Step 3: if, at the end of this process, the CellML model is still missing parameters or equations, or we are unable to match the simulation results with the published paper, we seek help from the original model author. Where possible, we try to obtain the original model code, and this often plays an invaluable role in fixing the CellML model.
Step 4: Sometimes we have been able to engage the original model author further, such that they take over the responsibility of curating the CellML model themselves. Such models include those published by Mike Cooling and Franc Sachse. In these instances the CellML model is awarded a third star - or level 3 curation status. While this is laudable, ideally we would like to take the curation process one step further, such that level 3 curation should be performed by a domain expert who is not the author of the original publication (i.e., peer review).
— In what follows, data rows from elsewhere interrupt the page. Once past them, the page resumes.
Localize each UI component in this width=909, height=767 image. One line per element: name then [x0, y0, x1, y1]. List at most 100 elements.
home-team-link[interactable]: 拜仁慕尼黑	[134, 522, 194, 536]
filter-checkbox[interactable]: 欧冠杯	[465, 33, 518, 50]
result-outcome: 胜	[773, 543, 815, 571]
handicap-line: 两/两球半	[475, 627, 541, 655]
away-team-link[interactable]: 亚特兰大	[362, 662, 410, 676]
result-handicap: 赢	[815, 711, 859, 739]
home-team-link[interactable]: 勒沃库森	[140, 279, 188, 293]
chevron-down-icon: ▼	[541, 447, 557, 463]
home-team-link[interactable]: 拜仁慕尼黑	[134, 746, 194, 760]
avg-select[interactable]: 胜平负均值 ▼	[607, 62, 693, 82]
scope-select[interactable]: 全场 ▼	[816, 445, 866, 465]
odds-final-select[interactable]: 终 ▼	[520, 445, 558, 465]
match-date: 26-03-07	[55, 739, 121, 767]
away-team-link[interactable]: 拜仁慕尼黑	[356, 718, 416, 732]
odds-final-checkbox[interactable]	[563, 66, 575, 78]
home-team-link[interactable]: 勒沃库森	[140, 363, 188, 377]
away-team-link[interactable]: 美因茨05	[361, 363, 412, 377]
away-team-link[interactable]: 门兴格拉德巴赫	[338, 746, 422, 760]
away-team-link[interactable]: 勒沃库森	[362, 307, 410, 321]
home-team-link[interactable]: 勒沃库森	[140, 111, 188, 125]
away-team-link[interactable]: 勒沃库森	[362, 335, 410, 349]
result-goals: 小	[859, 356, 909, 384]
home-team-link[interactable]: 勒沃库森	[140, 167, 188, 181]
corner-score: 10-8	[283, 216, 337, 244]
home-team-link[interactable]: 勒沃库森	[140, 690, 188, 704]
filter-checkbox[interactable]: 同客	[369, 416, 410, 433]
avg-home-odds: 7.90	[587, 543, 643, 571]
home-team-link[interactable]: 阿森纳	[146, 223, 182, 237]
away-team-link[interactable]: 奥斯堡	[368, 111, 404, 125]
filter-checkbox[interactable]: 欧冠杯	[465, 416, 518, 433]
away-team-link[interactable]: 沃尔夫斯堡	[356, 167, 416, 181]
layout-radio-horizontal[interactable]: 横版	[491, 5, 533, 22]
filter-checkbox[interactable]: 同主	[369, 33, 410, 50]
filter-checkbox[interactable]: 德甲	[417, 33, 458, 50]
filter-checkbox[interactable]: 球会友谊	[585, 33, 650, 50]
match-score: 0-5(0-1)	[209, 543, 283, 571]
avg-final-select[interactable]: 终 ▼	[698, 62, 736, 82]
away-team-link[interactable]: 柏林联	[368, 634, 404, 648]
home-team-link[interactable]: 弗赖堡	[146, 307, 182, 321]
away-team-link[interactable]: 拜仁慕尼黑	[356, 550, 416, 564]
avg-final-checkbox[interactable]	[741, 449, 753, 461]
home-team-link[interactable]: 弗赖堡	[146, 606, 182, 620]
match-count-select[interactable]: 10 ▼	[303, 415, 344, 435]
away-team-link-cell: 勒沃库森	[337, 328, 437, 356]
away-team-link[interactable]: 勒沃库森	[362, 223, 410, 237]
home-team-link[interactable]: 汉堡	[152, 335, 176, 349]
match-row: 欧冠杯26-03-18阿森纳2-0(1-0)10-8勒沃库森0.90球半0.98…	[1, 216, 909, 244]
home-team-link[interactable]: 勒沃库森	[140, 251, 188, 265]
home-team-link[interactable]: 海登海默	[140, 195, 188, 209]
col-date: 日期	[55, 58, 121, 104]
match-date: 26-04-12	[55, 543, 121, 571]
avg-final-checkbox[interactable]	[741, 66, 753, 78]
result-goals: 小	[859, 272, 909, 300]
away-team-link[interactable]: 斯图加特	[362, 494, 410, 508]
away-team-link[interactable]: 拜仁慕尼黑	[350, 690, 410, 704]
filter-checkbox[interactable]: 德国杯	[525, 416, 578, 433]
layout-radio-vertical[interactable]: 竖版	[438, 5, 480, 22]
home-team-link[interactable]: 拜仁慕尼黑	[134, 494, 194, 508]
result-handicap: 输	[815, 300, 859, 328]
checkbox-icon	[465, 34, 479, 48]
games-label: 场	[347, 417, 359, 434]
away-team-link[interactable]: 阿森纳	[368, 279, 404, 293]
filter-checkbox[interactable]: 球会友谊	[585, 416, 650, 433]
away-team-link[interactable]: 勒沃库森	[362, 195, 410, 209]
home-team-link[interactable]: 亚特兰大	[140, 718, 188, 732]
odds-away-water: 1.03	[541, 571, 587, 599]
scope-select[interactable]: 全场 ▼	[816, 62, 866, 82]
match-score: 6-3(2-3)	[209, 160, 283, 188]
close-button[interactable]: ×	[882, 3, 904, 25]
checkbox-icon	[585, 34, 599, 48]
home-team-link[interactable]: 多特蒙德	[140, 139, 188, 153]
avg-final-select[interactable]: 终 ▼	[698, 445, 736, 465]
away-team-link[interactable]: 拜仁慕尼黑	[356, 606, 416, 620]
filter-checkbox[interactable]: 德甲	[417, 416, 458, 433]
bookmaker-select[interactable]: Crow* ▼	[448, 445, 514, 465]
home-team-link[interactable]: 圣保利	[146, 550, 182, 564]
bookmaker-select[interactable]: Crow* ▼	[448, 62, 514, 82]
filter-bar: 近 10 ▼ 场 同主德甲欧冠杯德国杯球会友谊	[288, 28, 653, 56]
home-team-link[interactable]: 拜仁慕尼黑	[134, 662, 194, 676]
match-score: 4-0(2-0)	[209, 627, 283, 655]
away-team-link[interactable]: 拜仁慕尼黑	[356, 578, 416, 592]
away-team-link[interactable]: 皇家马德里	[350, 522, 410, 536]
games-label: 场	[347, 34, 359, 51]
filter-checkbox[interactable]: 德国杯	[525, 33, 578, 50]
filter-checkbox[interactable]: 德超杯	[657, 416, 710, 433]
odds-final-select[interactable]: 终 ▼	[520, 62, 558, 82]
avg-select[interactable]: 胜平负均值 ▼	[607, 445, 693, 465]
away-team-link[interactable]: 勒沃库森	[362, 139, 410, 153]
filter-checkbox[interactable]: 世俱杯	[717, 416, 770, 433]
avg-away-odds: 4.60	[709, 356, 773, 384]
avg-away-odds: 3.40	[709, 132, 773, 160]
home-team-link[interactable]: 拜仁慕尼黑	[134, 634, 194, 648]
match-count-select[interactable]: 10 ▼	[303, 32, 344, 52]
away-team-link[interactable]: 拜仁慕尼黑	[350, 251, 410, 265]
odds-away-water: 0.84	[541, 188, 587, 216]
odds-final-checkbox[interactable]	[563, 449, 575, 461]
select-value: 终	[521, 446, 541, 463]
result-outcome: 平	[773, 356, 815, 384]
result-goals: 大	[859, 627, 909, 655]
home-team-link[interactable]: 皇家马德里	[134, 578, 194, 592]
This expert would then check the CellML model meets the appropriate constraints and expectations for a particular type of model.
A point to note is that levels 1 and 2 of the CellML model curation status may be mutually exclusive - in our experience, it is rare for a paper describing a model to contain no typographical errors or omissions. In this situation, Version 1 of a CellML model usually satisfies curation level 1 in that it reflects the model as it is described in the publication - errors included, while subsequent versions of the CellML model break the requirements for meeting level 1 curation in order to meet the standards of level 2.
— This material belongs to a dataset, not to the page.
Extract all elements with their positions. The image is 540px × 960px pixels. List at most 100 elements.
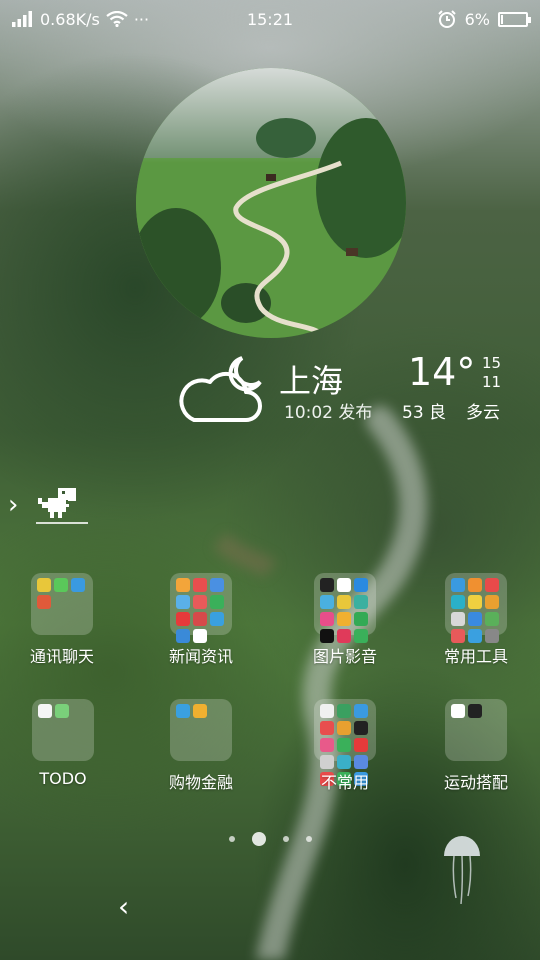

Taking this idea further, this means that a model with 2 yellow stars doesn't
necessarily meet the requirements of level 1 curation but it does meet the requirements of level 2. Hopefully this conflict will be resolved when we replace the current star system with a more meaningful set of curation annotations.
Ultimately, we would like to encourage the scientific modeling community - including model authors, journals and publishing houses - to publish their models in CellML code in the CellML model repository concurrent with the publication of the printed article. This will eliminate the need for code-to-text-to-code translations and thus avoid many of the errors which are introduced during the translation process.
CellML Model Simulation: the Theory and Practice
As part of the process of model curation, it is important to know what tools were used to simulate (run) the model and how well the model runs in a specific simulation environment. In this case, the theory and the practice are essentially the same thing, and carry out a series of simulation steps which then translate into a confidence level as part of a simulator's metadata for each model. The four confidence levels are defined as:- Level 0: not curated (no stars);
- Level 1: the model loads and runs in the specified simulation environment (1 star);
- Level 2: the model produces results that are qualitatively similar to those previously published for the model (2 stars);
- Level 3: the model has been quantitatively and rigorously verified as producing identical results to the original published model (3 stars).